First off, the reason I have chosen a pink layout for this blog is not because I am in love with the color pink. I am hoping that looking at it daily will be cheerful and helpful to me as time goes on. We'll see.
I have recently been trying to set myself little mini-goals daily to try and figure out what I have going on. I feel like if I can accomplish one thing every day, then I can feel as though I truly am improving.
My friend K said to me the other night when I was telling her that I was giving up (because trust me, when you have been to hell and back as many times as me, you are more than ready to give up), that she figures someday I will take my illness, take the bad luck that has befallen me over and over again, and find a way to live with it. In fact, not just live with it, live ON it. She figures someday I will be using a talent that I have squirreled away (writing) and manage to get all of it written down somewhere, be published, etc.

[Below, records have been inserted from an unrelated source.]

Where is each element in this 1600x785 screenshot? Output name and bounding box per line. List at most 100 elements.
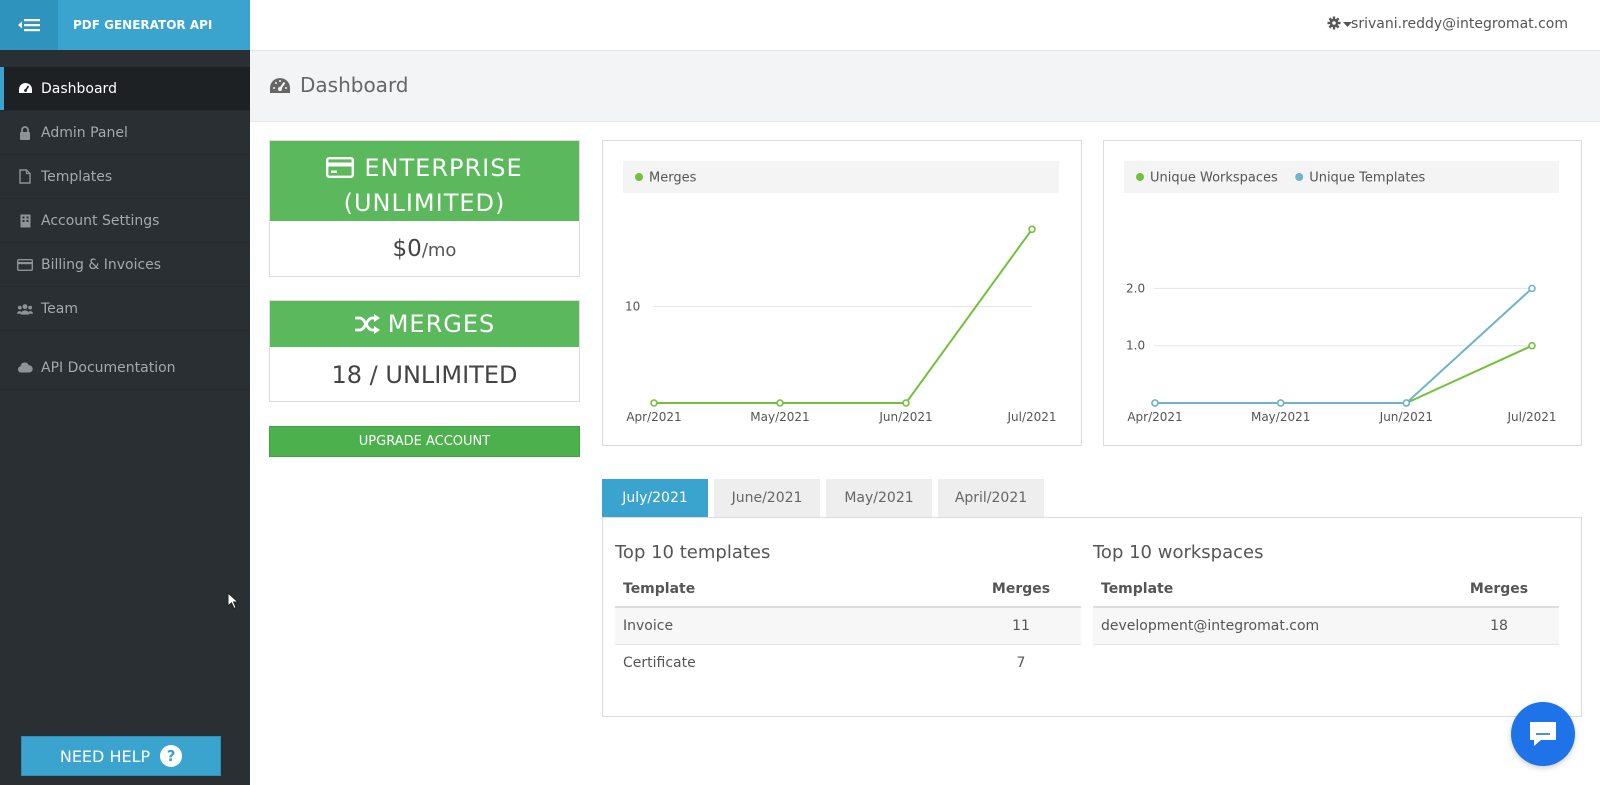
top-workspaces-table: Template Merges development@integromat.c… bbox=[1093, 572, 1559, 645]
top-templates-title: Top 10 templates bbox=[615, 542, 771, 563]
x-tick-label: Jun/2021 bbox=[878, 410, 932, 424]
legend-label: Unique Workspaces bbox=[1150, 171, 1278, 186]
column-header: Template bbox=[615, 572, 961, 608]
merges-chart: Merges 10 Apr/2021 May/2021 Jun/2021 Jul/2021 bbox=[602, 140, 1082, 446]
top-templates: Top 10 templates Template Merges Invoice… bbox=[615, 542, 1081, 681]
page-title: Dashboard bbox=[300, 73, 409, 97]
data-point bbox=[650, 399, 658, 407]
sidebar: PDF GENERATOR API Dashboard Admin Panel … bbox=[0, 0, 250, 785]
user-email[interactable]: srivani.reddy@integromat.com bbox=[1351, 0, 1568, 50]
data-point bbox=[1028, 225, 1036, 234]
template-name: Invoice bbox=[615, 607, 961, 645]
upgrade-account-button[interactable]: UPGRADE ACCOUNT bbox=[269, 426, 580, 457]
plan-card-header: ENTERPRISE (UNLIMITED) bbox=[270, 141, 579, 221]
sidebar-item-label: API Documentation bbox=[41, 359, 176, 376]
credit-card-icon bbox=[326, 157, 355, 179]
legend-label: Unique Templates bbox=[1309, 171, 1425, 186]
series-line bbox=[1155, 344, 1533, 404]
workspace-name: development@integromat.com bbox=[1093, 607, 1439, 645]
dashboard-icon bbox=[17, 81, 33, 97]
brand-name: PDF GENERATOR API bbox=[73, 18, 213, 32]
tab-may-2021[interactable]: May/2021 bbox=[826, 479, 932, 517]
sidebar-item-label: Billing & Invoices bbox=[41, 256, 162, 273]
sidebar-item-api-documentation[interactable]: API Documentation bbox=[0, 346, 250, 390]
column-header: Merges bbox=[1439, 572, 1559, 608]
merges-card: MERGES 18 / UNLIMITED bbox=[269, 300, 580, 402]
users-icon bbox=[17, 301, 33, 317]
top-bar: srivani.reddy@integromat.com bbox=[250, 0, 1600, 51]
tab-july-2021[interactable]: July/2021 bbox=[602, 479, 708, 517]
table-row: development@integromat.com 18 bbox=[1093, 607, 1559, 645]
tab-april-2021[interactable]: April/2021 bbox=[938, 479, 1044, 517]
shuffle-icon bbox=[354, 314, 380, 334]
merges-usage: 18 / UNLIMITED bbox=[331, 361, 518, 389]
chat-icon bbox=[1530, 722, 1556, 746]
column-header: Merges bbox=[961, 572, 1081, 608]
top-workspaces-title: Top 10 workspaces bbox=[1093, 542, 1264, 563]
sidebar-item-label: Team bbox=[41, 300, 79, 317]
template-name: Certificate bbox=[623, 654, 696, 671]
top-workspaces: Top 10 workspaces Template Merges develo… bbox=[1093, 542, 1559, 645]
table-header-row: Template Merges bbox=[615, 572, 1081, 608]
sidebar-nav: Dashboard Admin Panel Templates Account … bbox=[0, 67, 250, 390]
legend-marker bbox=[1136, 173, 1144, 181]
tab-panel: Top 10 templates Template Merges Invoice… bbox=[602, 517, 1582, 717]
question-icon: ? bbox=[160, 745, 183, 767]
legend-label: Merges bbox=[649, 171, 697, 186]
workspaces-templates-chart-svg: Unique Workspaces Unique Templates 1.0 2.0 A… bbox=[1124, 161, 1559, 424]
sidebar-item-templates[interactable]: Templates bbox=[0, 155, 250, 199]
lock-icon bbox=[17, 125, 33, 141]
tab-june-2021[interactable]: June/2021 bbox=[714, 479, 820, 517]
data-point bbox=[1402, 399, 1411, 407]
plan-card: ENTERPRISE (UNLIMITED) $0/mo bbox=[269, 140, 580, 277]
sidebar-item-label: Dashboard bbox=[41, 80, 117, 97]
need-help-label: NEED HELP bbox=[59, 746, 151, 766]
month-tabs: July/2021 June/2021 May/2021 April/2021 bbox=[602, 479, 1050, 517]
data-point bbox=[1528, 341, 1536, 350]
sidebar-item-dashboard[interactable]: Dashboard bbox=[0, 67, 250, 111]
menu-collapse-icon bbox=[18, 19, 40, 32]
mouse-cursor bbox=[227, 592, 239, 610]
need-help-button[interactable]: NEED HELP ? bbox=[21, 736, 221, 776]
x-tick-label: May/2021 bbox=[1251, 410, 1310, 424]
cloud-icon bbox=[17, 360, 33, 376]
sidebar-item-billing[interactable]: Billing & Invoices bbox=[0, 243, 250, 287]
plan-price: $0/mo bbox=[270, 221, 579, 277]
series-line bbox=[654, 228, 1033, 404]
sidebar-toggle-button[interactable] bbox=[0, 0, 58, 50]
merges-title: MERGES bbox=[387, 310, 496, 338]
table-row: Invoice 11 bbox=[615, 607, 1081, 645]
sidebar-item-label: Templates bbox=[41, 168, 113, 185]
data-point bbox=[776, 399, 784, 407]
sidebar-item-admin-panel[interactable]: Admin Panel bbox=[0, 111, 250, 155]
top-templates-table: Template Merges Invoice 11 Certificate 7 bbox=[615, 572, 1081, 681]
sidebar-item-label: Admin Panel bbox=[41, 124, 128, 141]
legend-marker bbox=[1295, 173, 1304, 181]
plan-price-unit: /mo bbox=[421, 240, 457, 261]
y-tick-label: 1.0 bbox=[1126, 339, 1145, 353]
plan-name: ENTERPRISE bbox=[364, 154, 523, 182]
sidebar-item-account-settings[interactable]: Account Settings bbox=[0, 199, 250, 243]
legend-marker bbox=[635, 173, 643, 181]
x-tick-label: Jun/2021 bbox=[1379, 410, 1433, 424]
column-header: Template bbox=[1093, 572, 1439, 608]
page-heading: Dashboard bbox=[250, 51, 1600, 122]
sidebar-item-label: Account Settings bbox=[41, 212, 160, 229]
sidebar-item-team[interactable]: Team bbox=[0, 287, 250, 331]
x-tick-label: May/2021 bbox=[750, 410, 809, 424]
file-icon bbox=[17, 169, 33, 185]
settings-dropdown[interactable] bbox=[1327, 16, 1352, 30]
data-point bbox=[1528, 284, 1536, 293]
y-tick-label: 10 bbox=[625, 300, 640, 314]
gear-icon bbox=[1327, 16, 1341, 30]
merges-chart-svg: Merges 10 Apr/2021 May/2021 Jun/2021 Jul/2021 bbox=[623, 161, 1059, 424]
sidebar-header: PDF GENERATOR API bbox=[0, 0, 250, 50]
data-point bbox=[902, 399, 910, 407]
table-row: Certificate 7 bbox=[615, 644, 1081, 681]
y-tick-label: 2.0 bbox=[1126, 281, 1145, 295]
building-icon bbox=[17, 213, 33, 229]
workspaces-templates-chart: Unique Workspaces Unique Templates 1.0 2.0 A… bbox=[1103, 140, 1582, 446]
chat-widget-button[interactable] bbox=[1511, 702, 1575, 766]
merge-count: 18 bbox=[1439, 607, 1559, 645]
dashboard-icon bbox=[269, 77, 291, 99]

I like to think that she is right and it could happen. But on the other hand, with the way that things are going lately, I am not sure that it ever will happen. Right now my head is so out of it, and has been for so long, that I am unsure that it will ever come back to where my head feels like it needs to be for me to be a successful person. I feel like I have failed over and over, honestly, and I am not sure what I can do about it.

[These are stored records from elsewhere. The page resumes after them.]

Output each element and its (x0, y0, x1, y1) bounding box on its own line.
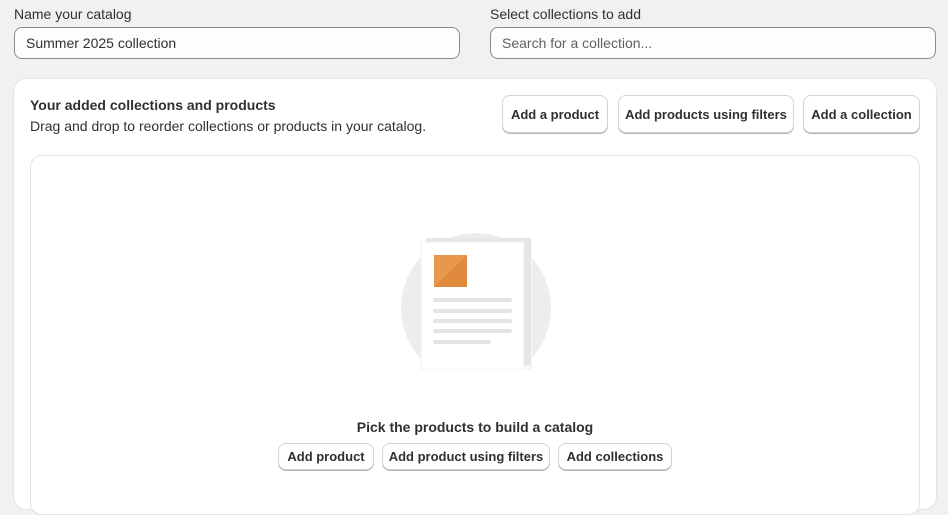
add-product-button[interactable]: Add product (278, 443, 374, 470)
add-collections-button[interactable]: Add collections (558, 443, 672, 470)
card-title: Your added collections and products (30, 97, 276, 113)
add-products-using-filters-button[interactable]: Add products using filters (618, 95, 794, 133)
empty-state-heading: Pick the products to build a catalog (356, 419, 594, 435)
catalog-name-input[interactable] (14, 27, 460, 59)
card-subtitle: Drag and drop to reorder collections or … (30, 118, 427, 134)
added-collections-card: Your added collections and products Drag… (14, 79, 936, 515)
collections-search-input[interactable] (490, 27, 936, 59)
collections-search-label: Select collections to add (490, 6, 641, 22)
add-a-product-button[interactable]: Add a product (502, 95, 608, 133)
catalog-name-label: Name your catalog (14, 6, 132, 22)
catalog-document-illustration-icon (401, 233, 551, 370)
add-a-collection-button[interactable]: Add a collection (803, 95, 920, 133)
empty-state-panel: Pick the products to build a catalog Add… (30, 155, 920, 515)
add-product-using-filters-button[interactable]: Add product using filters (382, 443, 550, 470)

Aspects of my life that I feel I have failed:
1. School
2. Music
3. Finances
4. Career at former firm
5. License exam (3x)
6. Relationships (every one I have been in since the age of 17)

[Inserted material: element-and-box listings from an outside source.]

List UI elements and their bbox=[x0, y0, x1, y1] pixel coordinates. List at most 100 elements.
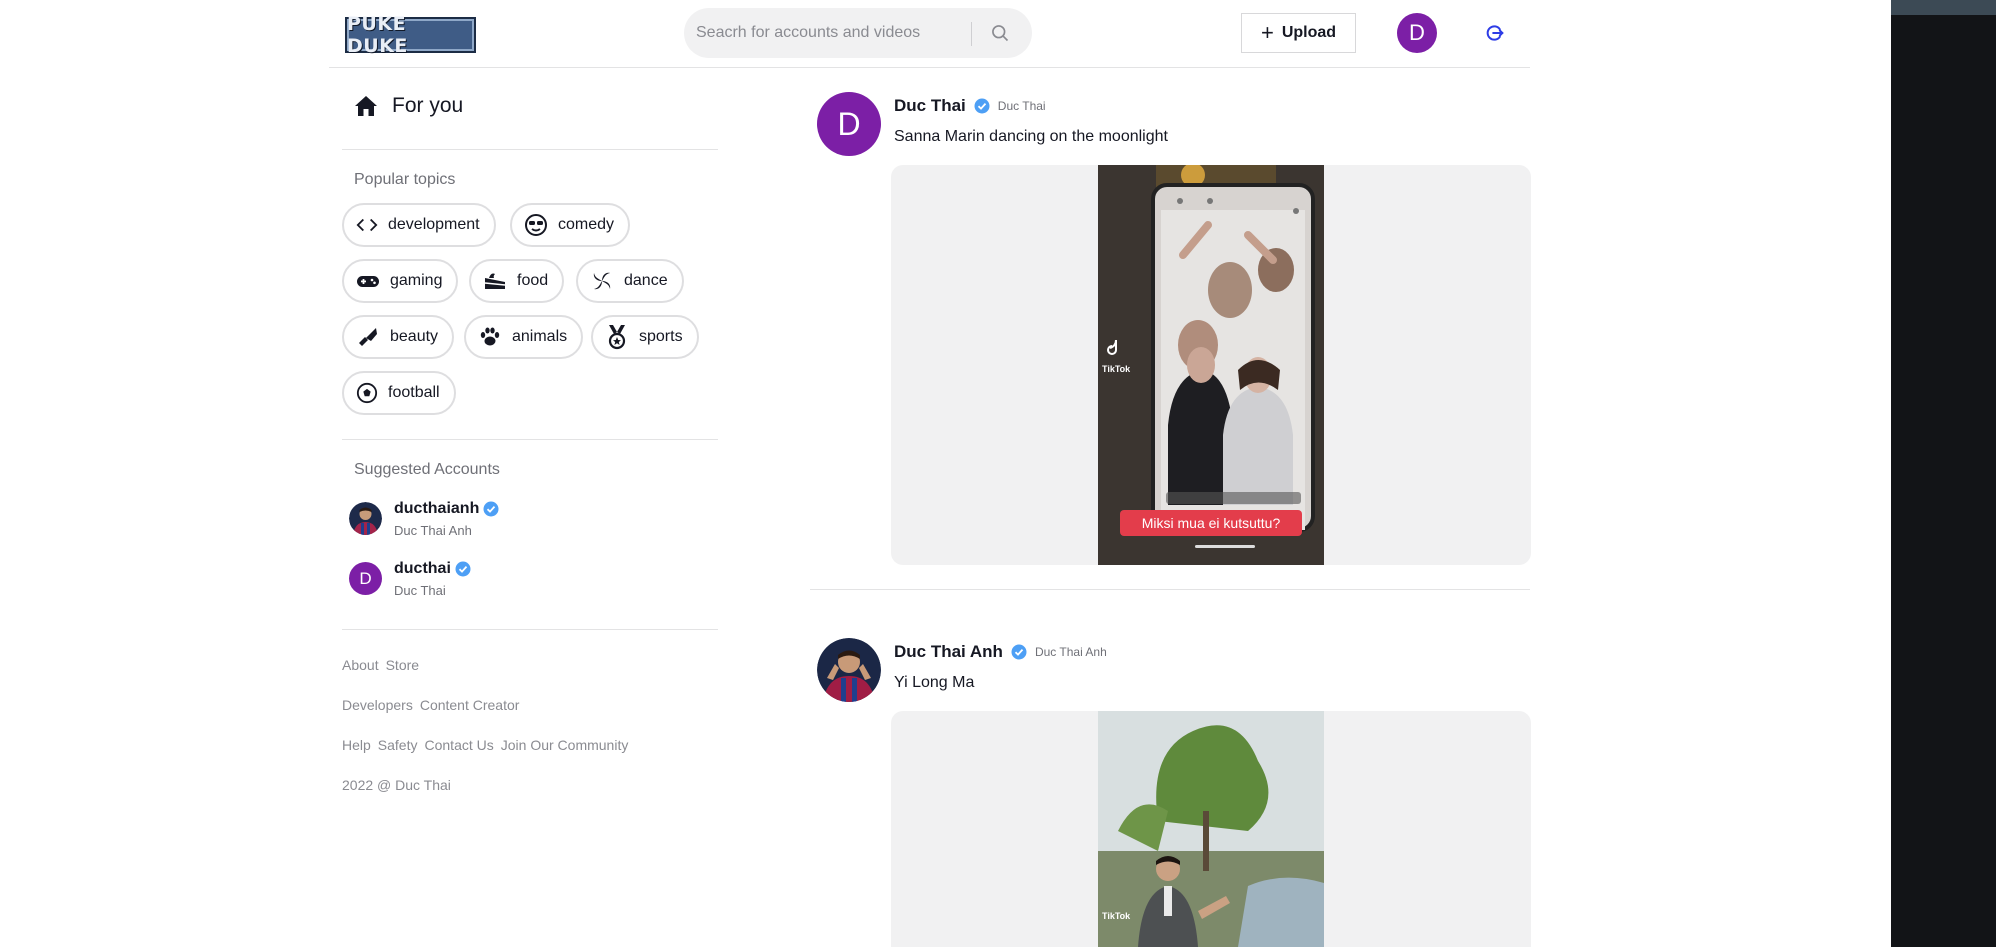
post-caption: Yi Long Ma bbox=[894, 674, 975, 691]
video-container: TikTok bbox=[891, 711, 1531, 947]
post-author-name[interactable]: Duc Thai Anh bbox=[894, 642, 1003, 662]
post-author-avatar[interactable]: D bbox=[817, 92, 881, 156]
logo[interactable]: PUKE DUKE bbox=[345, 13, 476, 57]
suggested-account-ducthai[interactable]: D ducthai Duc Thai bbox=[349, 560, 471, 598]
footer-link-contact-us[interactable]: Contact Us bbox=[425, 737, 494, 753]
popular-topics-title: Popular topics bbox=[354, 171, 456, 188]
footer-link-store[interactable]: Store bbox=[386, 657, 419, 673]
suggested-accounts-title: Suggested Accounts bbox=[354, 461, 500, 478]
account-info: ducthaianh Duc Thai Anh bbox=[394, 500, 499, 538]
dance-swirl-icon bbox=[593, 272, 611, 290]
topic-gaming[interactable]: gaming bbox=[342, 259, 459, 303]
feed-post: D Duc Thai Duc Thai Sanna Marin dancing … bbox=[810, 92, 1531, 592]
topic-label: food bbox=[517, 272, 549, 289]
account-username: ducthai bbox=[394, 560, 451, 577]
cake-icon bbox=[484, 273, 506, 289]
topic-development[interactable]: development bbox=[342, 203, 496, 247]
header-divider bbox=[329, 67, 1530, 68]
topic-label: development bbox=[388, 216, 480, 233]
video-watermark: TikTok bbox=[1102, 911, 1131, 921]
search-divider bbox=[971, 22, 972, 46]
sidebar-divider bbox=[342, 149, 718, 150]
account-display-name: Duc Thai bbox=[394, 583, 446, 598]
search-bar bbox=[684, 8, 1032, 58]
footer-link-about[interactable]: About bbox=[342, 657, 379, 673]
feed-post: Duc Thai Anh Duc Thai Anh Yi Long Ma Tik… bbox=[810, 638, 1531, 947]
sidebar-divider bbox=[342, 439, 718, 440]
top-header: PUKE DUKE + Upload D bbox=[0, 0, 1891, 68]
video-frame bbox=[1098, 165, 1324, 565]
topic-comedy[interactable]: comedy bbox=[510, 203, 631, 247]
home-icon bbox=[355, 96, 377, 116]
account-info: ducthai Duc Thai bbox=[394, 560, 471, 598]
upload-button[interactable]: + Upload bbox=[1241, 13, 1356, 53]
account-username-row: ducthai bbox=[394, 560, 471, 578]
paw-icon bbox=[480, 327, 500, 346]
account-username: ducthaianh bbox=[394, 500, 480, 517]
video-player[interactable]: Miksi mua ei kutsuttu? TikTok bbox=[1098, 165, 1324, 565]
sunglasses-face-icon bbox=[525, 214, 547, 236]
topic-food[interactable]: food bbox=[469, 259, 565, 303]
post-caption: Sanna Marin dancing on the moonlight bbox=[894, 128, 1168, 145]
video-overlay-caption: Miksi mua ei kutsuttu? bbox=[1141, 515, 1281, 531]
topic-label: beauty bbox=[390, 328, 439, 345]
topic-label: dance bbox=[624, 272, 668, 289]
side-panel-dark bbox=[1891, 0, 1996, 947]
logo-text: PUKE DUKE bbox=[347, 13, 408, 57]
topic-label: animals bbox=[512, 328, 568, 345]
upload-label: Upload bbox=[1281, 24, 1337, 41]
avatar bbox=[349, 502, 382, 535]
account-display-name: Duc Thai Anh bbox=[394, 523, 472, 538]
post-author-avatar[interactable] bbox=[817, 638, 881, 702]
search-icon bbox=[992, 25, 1009, 42]
verified-badge-icon bbox=[974, 98, 990, 114]
search-input[interactable] bbox=[696, 24, 976, 42]
app-window: PUKE DUKE + Upload D For you Popula bbox=[0, 0, 1996, 947]
footer-row: 2022 @ Duc Thai bbox=[342, 777, 451, 793]
post-author-row: Duc Thai Anh Duc Thai Anh bbox=[894, 642, 1107, 662]
topic-label: gaming bbox=[390, 272, 443, 289]
topic-label: comedy bbox=[558, 216, 615, 233]
post-author-row: Duc Thai Duc Thai bbox=[894, 96, 1046, 116]
copyright-text: 2022 @ Duc Thai bbox=[342, 777, 451, 793]
user-avatar[interactable]: D bbox=[1397, 13, 1437, 53]
avatar: D bbox=[349, 562, 382, 595]
topic-football[interactable]: football bbox=[342, 371, 456, 415]
plus-icon: + bbox=[1260, 20, 1274, 45]
gamepad-icon bbox=[357, 276, 379, 287]
footer-row: About Store bbox=[342, 657, 419, 673]
verified-badge-icon bbox=[455, 561, 471, 577]
topic-sports[interactable]: sports bbox=[591, 315, 699, 359]
topic-dance[interactable]: dance bbox=[576, 259, 684, 303]
topic-label: sports bbox=[639, 328, 683, 345]
medal-icon bbox=[608, 325, 626, 350]
account-username-row: ducthaianh bbox=[394, 500, 499, 518]
footer-link-content-creator[interactable]: Content Creator bbox=[420, 697, 520, 713]
panel-tab-strip bbox=[1891, 0, 1996, 15]
footer-link-safety[interactable]: Safety bbox=[378, 737, 418, 753]
topic-beauty[interactable]: beauty bbox=[342, 315, 455, 359]
suggested-account-ducthaianh[interactable]: ducthaianh Duc Thai Anh bbox=[349, 500, 499, 538]
footer-link-join-community[interactable]: Join Our Community bbox=[501, 737, 629, 753]
video-container: Miksi mua ei kutsuttu? TikTok bbox=[891, 165, 1531, 565]
video-watermark: TikTok bbox=[1102, 364, 1131, 374]
post-divider bbox=[810, 589, 1530, 590]
verified-badge-icon bbox=[1011, 644, 1027, 660]
post-author-nickname: Duc Thai Anh bbox=[1034, 645, 1107, 659]
logout-icon[interactable] bbox=[1484, 23, 1504, 43]
footer-link-help[interactable]: Help bbox=[342, 737, 371, 753]
post-author-nickname: Duc Thai bbox=[997, 99, 1046, 113]
video-frame bbox=[1098, 711, 1324, 947]
footer-row: Help Safety Contact Us Join Our Communit… bbox=[342, 737, 628, 753]
topic-animals[interactable]: animals bbox=[464, 315, 584, 359]
topic-label: football bbox=[388, 384, 440, 401]
for-you-label: For you bbox=[392, 94, 464, 117]
nav-for-you[interactable]: For you bbox=[354, 94, 463, 118]
search-button[interactable] bbox=[980, 17, 1020, 49]
video-player[interactable]: TikTok bbox=[1098, 711, 1324, 947]
code-icon bbox=[356, 218, 378, 232]
sidebar-divider bbox=[342, 629, 718, 630]
lipstick-icon bbox=[359, 328, 377, 346]
post-author-name[interactable]: Duc Thai bbox=[894, 96, 966, 116]
footer-link-developers[interactable]: Developers bbox=[342, 697, 413, 713]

I am exhausted of complaining to my friends and parents about what a failure I feel like. So that is part of the reason that I have started this. Of course, the other part of that is in hopes that, like K said, someday I get around to pulling all of this together and maybe can take some kind of recording of my "crazy time" when I am in it. Unfortunately, too often my hands stop working and then I can't even hold a pen or something.
I hope I can end up with some sense of lucidity on this, just enough that I can make it out in the future if I do go back to attempt to re-record my life.
So to go back to the earlier point I made about having little goals every day? I would like to record them here. Yesterday's was "make it to work." Check. Friday's was "call a psychiatrist." Check.
Today's goal: Do not call mom at all unless she calls you, or it is after 9 pm.
Stay tuned for tomorrow or later to see if I make it!
I am meeting J for dinner in about an hour. We are going to a seafood place. I am hopeful that I will be able to sit still and not fidget or shake too much, as that is what I have been doing all day. I try to come across as normal, because I don't want anyone to think any less of me. It scares me to be so "sick" if sick is the proper term for what is going on with me. It scares me that other people could find out.